Coinciding with my post last week expressing concern about how much ‘real’ community space is being created as the city grows, this week has seen the publication of three wide-ranging reports on the importance of social infrastructure.
- Space for community: strengthening our social infrastructure (26 pages)
- Community perceptions of social infrastructure (22 pages)
- …and if you really feel like delving deeper, Social infrastructure: international comparative review (87 pages)
The reports have a lot of valuable insight and benchmarking, and some very helpful perspectives on what social infrastructure is and does, and why it’s so critical to sustaining the health and well-being of individuals and communities.
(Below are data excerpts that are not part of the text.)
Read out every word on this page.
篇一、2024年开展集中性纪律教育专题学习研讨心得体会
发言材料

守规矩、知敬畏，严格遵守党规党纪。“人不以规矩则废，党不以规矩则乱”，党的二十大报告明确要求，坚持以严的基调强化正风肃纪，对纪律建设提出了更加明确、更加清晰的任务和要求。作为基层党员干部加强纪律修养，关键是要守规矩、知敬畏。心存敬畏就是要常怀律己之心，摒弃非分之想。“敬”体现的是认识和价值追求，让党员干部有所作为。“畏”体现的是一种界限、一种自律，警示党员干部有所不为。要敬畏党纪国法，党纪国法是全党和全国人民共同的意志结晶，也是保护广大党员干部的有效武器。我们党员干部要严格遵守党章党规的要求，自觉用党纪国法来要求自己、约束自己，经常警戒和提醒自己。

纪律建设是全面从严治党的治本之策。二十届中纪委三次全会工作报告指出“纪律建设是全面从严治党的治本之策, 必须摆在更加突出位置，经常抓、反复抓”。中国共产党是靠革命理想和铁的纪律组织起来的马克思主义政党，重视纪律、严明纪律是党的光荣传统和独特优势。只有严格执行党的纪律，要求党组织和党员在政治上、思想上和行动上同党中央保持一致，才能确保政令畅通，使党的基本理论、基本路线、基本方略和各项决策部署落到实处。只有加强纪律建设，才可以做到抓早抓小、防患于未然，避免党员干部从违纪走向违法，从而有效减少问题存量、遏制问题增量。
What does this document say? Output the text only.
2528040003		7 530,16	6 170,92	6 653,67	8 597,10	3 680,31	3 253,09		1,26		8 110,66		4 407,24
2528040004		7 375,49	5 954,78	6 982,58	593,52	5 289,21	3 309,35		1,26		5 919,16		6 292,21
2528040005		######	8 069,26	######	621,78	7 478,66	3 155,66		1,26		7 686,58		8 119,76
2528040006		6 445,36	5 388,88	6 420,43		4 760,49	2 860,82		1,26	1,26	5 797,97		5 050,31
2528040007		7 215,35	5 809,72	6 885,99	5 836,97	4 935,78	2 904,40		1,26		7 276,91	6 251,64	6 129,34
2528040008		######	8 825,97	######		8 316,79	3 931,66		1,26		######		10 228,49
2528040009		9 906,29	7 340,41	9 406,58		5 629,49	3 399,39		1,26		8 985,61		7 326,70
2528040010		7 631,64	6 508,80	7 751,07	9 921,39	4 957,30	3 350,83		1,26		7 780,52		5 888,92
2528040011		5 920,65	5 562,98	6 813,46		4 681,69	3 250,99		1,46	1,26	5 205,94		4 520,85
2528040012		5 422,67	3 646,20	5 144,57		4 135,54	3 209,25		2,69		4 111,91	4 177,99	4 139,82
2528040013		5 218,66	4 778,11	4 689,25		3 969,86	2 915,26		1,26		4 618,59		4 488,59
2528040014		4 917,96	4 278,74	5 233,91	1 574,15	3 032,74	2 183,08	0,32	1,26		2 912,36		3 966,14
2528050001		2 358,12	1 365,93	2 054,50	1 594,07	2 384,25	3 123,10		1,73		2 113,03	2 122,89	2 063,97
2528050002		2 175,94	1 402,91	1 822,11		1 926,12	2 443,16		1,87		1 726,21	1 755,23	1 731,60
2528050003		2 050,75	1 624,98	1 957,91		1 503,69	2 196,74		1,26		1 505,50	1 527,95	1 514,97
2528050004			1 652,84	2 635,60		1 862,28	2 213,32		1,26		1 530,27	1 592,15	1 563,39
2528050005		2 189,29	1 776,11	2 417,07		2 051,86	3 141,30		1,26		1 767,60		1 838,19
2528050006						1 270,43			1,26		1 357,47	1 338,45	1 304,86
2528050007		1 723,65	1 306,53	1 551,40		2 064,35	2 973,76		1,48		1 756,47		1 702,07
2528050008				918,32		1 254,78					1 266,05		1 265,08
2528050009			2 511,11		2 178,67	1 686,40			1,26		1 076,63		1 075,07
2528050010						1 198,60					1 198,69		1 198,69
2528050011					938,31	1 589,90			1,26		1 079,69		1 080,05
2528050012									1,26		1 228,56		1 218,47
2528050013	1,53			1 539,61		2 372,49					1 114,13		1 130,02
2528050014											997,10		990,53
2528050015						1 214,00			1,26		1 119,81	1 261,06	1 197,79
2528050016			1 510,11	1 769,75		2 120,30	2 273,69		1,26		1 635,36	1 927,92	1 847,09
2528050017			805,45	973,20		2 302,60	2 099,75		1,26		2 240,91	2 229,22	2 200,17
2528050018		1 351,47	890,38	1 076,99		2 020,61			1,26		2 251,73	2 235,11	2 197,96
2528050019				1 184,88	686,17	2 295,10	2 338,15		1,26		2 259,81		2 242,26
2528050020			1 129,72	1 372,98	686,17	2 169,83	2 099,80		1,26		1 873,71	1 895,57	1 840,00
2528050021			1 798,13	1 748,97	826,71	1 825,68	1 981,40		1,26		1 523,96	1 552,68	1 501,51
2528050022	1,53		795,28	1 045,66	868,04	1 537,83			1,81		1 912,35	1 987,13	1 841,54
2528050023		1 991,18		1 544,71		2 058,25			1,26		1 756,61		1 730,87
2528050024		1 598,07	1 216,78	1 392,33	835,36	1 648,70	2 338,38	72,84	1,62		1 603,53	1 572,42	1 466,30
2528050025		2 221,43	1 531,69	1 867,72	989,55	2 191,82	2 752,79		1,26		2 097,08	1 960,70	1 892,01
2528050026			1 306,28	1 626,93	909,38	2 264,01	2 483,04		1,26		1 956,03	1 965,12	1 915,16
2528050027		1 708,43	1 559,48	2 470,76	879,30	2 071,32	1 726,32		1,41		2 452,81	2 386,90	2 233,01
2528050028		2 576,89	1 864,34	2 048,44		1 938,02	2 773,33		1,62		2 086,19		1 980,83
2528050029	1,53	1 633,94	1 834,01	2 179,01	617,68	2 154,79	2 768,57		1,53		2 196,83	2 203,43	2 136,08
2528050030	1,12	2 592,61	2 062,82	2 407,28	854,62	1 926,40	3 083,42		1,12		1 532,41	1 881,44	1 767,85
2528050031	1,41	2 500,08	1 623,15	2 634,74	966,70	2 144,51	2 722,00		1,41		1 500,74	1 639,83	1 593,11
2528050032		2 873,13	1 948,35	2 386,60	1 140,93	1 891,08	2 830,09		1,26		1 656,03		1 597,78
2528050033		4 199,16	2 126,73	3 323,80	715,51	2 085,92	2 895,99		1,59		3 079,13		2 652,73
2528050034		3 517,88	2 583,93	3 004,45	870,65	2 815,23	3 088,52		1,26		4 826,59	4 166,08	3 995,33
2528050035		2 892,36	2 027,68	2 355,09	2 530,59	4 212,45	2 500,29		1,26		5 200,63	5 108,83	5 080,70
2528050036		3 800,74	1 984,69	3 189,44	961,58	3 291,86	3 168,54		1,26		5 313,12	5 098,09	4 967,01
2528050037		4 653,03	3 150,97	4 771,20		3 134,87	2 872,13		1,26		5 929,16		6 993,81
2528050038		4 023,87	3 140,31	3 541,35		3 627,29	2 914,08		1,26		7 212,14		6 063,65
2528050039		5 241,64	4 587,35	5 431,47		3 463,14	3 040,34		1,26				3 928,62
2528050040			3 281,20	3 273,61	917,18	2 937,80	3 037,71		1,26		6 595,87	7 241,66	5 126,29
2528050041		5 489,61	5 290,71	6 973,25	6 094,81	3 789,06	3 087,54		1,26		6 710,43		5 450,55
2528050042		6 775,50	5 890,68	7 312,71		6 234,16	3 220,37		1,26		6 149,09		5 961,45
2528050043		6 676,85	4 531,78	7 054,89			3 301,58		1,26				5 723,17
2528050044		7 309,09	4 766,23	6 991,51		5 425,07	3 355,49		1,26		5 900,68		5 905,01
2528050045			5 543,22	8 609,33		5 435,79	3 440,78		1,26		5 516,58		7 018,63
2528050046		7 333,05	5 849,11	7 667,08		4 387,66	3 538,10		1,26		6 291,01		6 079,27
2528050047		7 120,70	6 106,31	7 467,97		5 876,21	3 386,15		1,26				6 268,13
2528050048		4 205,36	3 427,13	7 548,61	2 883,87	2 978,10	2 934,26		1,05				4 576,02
I have argued that in a city like Cambridge, with a rapidly growing and constantly changing population, the relentless emphasis on economic growth must be matched by an equal determination to bolster our spaces for social connection:
“Economic policies alone – from new infrastructure to inward foreign and direct investment – are always welcome but not always sufficient to fix social problems; nor will community revival offset more precarious housing tenure or declines in job security. It is the interplay between economic and social factors that drives the improvement, or deterioration, of the social fabric of a place.”
– Tanner, W., O’Shaughnessy, J., Krasniqi, F. and Blagden, J. (2020), ‘The State of our Social Fabric: Measuring the changing nature of community over time and geography’, Onward [accessed 13 December 2022]
What was fascinating this week was to hear these theoretical research themes recurring time and again in the stories retold and tributes paid at a thanksgiving service I attended.
Chris K hadn’t had an easy life, but made the most of his later years, with a routine which took him around a hyper-local range of cafes, pubs, parks and churches. It was the friendships and connections he made in these unglamorous, unconsidered, uncelebrated places which gave him strength and contentment in life; and it was those same friends and acquaintances who came together on Thursday to tell their stories and bid him farewell.
Academic research can state that “Social infrastructure should be seen as an asset that contributes to the creation and maintenance of the social fabric”.
Thursday showed me that social infrastructure made Chris’s life worth living.